My Mother owned a box camera. She could be counted on to capture decapitations, red heaven, and sweeping landscapes with long shadowed creatures looming on the periphery. “Just shoot what you see,” I would say. We would pose, she would insist the sunlight over our shoulder, and click — there we were chin to forehead framed in elm shade, the dog wagging through.
So it seems I came naturally to photographic incompetence. I spent thirty years wasting precious thirty-five millimeter film with a foolproof camera. Now I have a digital. I took it with me to Israel and Jordan. I downloaded the resulting one hundred images onto my computer. From these I could not find a single image worthy of my attention. Meanwhile, I posted one photograph on Facebook. My son wrote me, inquiring, “What is it?”
However, despite my lack of visual acumen I have managed to acquire several friends with a talent for photography. I can recognize a great photograph when I see one. My sister-in-law produced a masterful series of snapshots of architectural beauty of Manhattan. My friend Marty Gervais is world class. He introduced me to Brother Paul Quenon and Bob Hill, both of Kentucky. Bob is a photographer who maintains that all the work is in the darkroom. And then there is Richard M. Grove. He and I recently collaborated on an ekprhastic project on Cuba involving his photographs and my poems. The resulting book, In This We Hear the Light was published in 2013 by Hidden Brook Press. His work is stunning. He has an eye. His visual vocabulary is not limited to landscapes. He captures faces like the best of portrait photographers.

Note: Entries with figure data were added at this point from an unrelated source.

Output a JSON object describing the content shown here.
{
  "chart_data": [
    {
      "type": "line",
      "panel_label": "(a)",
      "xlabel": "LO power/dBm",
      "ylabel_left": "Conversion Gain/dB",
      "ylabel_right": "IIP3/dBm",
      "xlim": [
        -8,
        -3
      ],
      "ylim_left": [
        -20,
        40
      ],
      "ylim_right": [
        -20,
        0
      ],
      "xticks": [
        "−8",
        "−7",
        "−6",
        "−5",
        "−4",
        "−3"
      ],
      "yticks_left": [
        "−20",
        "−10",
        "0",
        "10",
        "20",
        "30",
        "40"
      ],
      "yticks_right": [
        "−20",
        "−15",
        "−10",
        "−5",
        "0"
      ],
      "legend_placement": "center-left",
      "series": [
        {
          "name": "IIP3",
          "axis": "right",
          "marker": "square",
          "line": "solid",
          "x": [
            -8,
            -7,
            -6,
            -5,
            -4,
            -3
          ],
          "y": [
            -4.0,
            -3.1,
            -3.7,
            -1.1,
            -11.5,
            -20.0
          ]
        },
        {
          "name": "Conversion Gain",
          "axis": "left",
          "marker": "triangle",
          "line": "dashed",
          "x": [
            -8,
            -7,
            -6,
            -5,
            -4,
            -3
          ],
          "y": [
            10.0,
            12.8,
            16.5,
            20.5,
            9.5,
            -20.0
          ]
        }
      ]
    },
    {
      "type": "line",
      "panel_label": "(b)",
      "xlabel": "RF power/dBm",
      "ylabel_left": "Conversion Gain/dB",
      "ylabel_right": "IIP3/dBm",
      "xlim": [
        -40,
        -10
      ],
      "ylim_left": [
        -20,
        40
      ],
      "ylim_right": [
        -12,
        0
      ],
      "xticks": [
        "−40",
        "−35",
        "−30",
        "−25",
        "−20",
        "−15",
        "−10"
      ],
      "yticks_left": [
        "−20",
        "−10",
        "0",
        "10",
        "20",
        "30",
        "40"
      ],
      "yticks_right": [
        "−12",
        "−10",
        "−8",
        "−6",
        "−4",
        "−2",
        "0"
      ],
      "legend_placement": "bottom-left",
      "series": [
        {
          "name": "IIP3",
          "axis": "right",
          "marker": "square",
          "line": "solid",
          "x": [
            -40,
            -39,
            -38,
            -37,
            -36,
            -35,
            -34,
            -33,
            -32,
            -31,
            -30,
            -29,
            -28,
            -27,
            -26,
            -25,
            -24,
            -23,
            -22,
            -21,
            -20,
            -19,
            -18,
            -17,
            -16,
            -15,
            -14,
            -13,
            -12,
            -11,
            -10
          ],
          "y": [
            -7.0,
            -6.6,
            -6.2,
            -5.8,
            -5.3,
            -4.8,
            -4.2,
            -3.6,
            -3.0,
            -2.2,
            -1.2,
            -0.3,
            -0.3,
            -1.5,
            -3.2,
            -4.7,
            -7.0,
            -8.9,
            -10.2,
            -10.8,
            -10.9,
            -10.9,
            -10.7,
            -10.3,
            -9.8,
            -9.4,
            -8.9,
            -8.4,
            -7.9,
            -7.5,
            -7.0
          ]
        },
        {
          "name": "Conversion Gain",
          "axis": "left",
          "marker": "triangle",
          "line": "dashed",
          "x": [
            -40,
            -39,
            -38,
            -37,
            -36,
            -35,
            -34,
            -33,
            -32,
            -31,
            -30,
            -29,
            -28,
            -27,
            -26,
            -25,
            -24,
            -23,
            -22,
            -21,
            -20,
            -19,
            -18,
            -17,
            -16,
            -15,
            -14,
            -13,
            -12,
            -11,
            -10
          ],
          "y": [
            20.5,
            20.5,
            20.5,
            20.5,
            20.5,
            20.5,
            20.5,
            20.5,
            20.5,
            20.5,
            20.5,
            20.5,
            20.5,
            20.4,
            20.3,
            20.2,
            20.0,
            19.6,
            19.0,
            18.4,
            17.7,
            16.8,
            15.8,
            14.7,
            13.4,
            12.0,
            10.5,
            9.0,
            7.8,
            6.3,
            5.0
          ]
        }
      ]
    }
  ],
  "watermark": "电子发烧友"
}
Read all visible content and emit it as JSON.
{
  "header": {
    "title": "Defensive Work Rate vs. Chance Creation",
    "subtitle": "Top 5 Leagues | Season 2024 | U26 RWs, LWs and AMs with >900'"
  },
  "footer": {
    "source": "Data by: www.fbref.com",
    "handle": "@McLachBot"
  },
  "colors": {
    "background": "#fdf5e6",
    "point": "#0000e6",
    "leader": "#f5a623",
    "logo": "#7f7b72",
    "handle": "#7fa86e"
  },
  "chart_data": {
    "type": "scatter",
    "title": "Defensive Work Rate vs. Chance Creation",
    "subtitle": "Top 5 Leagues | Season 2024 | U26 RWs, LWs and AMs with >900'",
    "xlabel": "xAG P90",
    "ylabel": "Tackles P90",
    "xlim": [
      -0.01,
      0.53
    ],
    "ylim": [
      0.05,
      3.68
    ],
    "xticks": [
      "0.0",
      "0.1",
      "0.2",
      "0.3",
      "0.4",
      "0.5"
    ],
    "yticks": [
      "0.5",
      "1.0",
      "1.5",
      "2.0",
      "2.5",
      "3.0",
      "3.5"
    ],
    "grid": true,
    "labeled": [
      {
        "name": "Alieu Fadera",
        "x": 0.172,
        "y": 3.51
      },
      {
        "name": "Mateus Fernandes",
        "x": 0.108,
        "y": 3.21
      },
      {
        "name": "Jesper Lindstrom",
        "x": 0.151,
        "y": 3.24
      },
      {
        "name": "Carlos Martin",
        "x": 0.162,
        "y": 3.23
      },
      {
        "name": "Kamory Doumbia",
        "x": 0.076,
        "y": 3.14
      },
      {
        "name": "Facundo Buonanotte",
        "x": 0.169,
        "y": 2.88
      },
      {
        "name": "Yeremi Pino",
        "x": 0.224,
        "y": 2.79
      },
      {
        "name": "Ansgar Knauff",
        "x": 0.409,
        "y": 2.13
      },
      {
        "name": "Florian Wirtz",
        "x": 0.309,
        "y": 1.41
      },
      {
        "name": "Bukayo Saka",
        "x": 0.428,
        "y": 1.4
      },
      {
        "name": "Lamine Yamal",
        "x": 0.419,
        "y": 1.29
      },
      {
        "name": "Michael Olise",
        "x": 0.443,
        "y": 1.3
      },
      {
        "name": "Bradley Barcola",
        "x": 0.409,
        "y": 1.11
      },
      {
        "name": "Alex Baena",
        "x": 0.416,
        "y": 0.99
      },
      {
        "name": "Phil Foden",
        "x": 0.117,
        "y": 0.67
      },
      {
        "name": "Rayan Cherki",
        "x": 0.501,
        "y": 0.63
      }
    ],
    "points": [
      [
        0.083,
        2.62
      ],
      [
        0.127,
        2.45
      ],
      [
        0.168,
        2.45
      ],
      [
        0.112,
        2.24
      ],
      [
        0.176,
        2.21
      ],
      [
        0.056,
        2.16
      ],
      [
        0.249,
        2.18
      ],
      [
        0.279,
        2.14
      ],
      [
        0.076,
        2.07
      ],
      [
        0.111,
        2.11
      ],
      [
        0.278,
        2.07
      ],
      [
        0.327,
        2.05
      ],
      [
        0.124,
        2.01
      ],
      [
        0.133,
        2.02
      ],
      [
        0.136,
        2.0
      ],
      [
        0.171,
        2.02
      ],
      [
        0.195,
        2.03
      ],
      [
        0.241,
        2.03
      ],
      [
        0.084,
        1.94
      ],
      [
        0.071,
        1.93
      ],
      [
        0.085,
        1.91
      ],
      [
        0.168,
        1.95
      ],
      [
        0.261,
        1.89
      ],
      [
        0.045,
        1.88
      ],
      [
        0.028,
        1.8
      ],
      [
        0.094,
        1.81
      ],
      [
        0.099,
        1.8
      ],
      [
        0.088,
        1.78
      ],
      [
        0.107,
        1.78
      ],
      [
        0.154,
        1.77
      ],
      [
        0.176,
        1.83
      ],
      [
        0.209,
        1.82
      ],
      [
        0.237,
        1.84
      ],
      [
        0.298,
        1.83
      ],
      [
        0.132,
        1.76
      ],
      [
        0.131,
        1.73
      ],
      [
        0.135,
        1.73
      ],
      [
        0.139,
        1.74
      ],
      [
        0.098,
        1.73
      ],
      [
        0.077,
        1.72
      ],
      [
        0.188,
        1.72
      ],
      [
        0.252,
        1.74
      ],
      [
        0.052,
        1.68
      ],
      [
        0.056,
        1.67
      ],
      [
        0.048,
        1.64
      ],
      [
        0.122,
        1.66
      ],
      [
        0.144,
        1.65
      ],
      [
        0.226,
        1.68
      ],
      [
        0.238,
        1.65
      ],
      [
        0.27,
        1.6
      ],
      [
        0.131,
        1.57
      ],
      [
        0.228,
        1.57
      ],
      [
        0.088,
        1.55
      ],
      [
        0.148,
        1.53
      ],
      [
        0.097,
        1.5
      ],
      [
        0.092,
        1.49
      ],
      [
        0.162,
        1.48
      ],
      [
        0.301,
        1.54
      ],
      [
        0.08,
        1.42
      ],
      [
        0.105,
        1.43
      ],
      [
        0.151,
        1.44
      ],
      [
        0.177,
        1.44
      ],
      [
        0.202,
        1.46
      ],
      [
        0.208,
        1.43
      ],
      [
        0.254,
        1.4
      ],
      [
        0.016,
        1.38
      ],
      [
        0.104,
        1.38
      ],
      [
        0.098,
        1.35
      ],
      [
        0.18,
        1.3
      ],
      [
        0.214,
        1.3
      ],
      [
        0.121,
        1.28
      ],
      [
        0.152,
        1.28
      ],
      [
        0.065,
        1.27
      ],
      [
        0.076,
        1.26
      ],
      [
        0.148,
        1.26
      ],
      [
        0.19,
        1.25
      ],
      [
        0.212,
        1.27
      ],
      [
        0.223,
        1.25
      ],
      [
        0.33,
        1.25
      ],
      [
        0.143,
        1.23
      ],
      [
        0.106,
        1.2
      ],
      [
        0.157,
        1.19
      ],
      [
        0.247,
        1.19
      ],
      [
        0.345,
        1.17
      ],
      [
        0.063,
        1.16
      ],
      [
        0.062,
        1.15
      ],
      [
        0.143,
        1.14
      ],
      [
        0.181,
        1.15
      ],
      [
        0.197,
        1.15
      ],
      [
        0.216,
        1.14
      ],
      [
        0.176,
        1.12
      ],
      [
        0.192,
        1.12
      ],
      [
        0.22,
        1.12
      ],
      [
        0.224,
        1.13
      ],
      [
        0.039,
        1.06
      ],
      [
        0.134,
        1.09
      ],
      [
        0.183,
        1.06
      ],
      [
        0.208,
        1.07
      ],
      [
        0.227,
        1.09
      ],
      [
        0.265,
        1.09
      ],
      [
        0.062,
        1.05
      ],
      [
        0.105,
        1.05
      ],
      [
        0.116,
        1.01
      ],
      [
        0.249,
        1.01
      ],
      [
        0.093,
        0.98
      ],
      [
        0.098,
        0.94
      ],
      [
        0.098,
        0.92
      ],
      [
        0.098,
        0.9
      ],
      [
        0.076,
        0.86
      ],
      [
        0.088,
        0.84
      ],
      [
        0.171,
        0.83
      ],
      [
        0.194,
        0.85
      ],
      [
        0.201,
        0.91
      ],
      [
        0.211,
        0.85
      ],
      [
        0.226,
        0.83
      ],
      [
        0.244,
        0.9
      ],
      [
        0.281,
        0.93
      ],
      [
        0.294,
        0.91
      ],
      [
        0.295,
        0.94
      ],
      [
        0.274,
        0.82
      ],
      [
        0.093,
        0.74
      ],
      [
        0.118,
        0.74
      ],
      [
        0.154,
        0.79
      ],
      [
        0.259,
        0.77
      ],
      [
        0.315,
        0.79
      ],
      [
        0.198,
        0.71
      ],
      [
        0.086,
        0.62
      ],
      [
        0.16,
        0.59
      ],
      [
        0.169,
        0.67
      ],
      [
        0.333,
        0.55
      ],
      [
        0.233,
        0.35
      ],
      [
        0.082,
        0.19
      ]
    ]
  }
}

In this book, the one you hold in your hand, you have the spirit of a place. The sky like the geography, is exact and exactly here. Algonquin Park, Lake Victoria, the forest and the water partake of the lovely particulars of the soul of a place, the spirit of a locale. Location. A place of places. Is it the eye that captures the object, or the object that captures the eye? Something of the personality of the viewer inhabits the landscape becoming a revelation, a revealed object of studied attention. Good for you, Richard M. Grove. Tai, my friend, I see what you see. A glimpse of grace. Rare and precious. Essential quiescent. Something we would not have without you.
John B. Lee,
Poet Laureate of the city of Brantford
and of Norfolk County
Windows to Madawaska
I live in Cuba, far from Camp Madawaska, in a different landscape and culture. As a visitor to Canada I have had only a small glimpse of the wonderment that Tai is presenting in this precious book. For me, this book opens two windows to this magical place. One is visual, artistically designed. The photographic images of Camp Madawaska and Victoria Lake bears the imprint of the artist-photographer, the transcendent sense of the man who was there when light was captured in its magnificence. Tai was not alone in that moment he shot each picture. Besides his vast experience as a photographer his visual acuity was also steered by his profound spirituality, which allows him to spot sites in which light, shadows, shapes and colours organize patterns of natural harmony.
The other window to this northern wilderness is opened by a different form of art, closer to the bone, that of the word. Here I find the poet in his full maturity, when soul and mind dwell under summer trees and bear witness of the landscape. There are haikus that match what Tai’s pictures have frozen in beauty in a fluid parallelism that provides unified meaning to the overall statement made by the book. There are special moments when nature is humanized by the poet’s wish to return to the bliss of simply being, as represented in his poem entitled “I Would Be Happy” where he takes the reader from leaf to grass to bug to rain, and back to earth. As we progress on this walk by the lakeshore, through the woods and over the lake we discover that it is humans who make Camp Madawaska Lodge special as found in his poem entitled, “The People of Madawaska Lodge”, this warmth is genuine.
Perhaps the greatest discovery was to find universals, both in pictures and in poems. Here in the Caribbean, on an island with no winter and few running fresh rivers, we also have those brilliant warm grasses; and from his poem “The Dimming Hour” the silence that lasts “till the cricket filled hours of black”. So far, so close we are. Thank you, Tai for this magnificent reminder.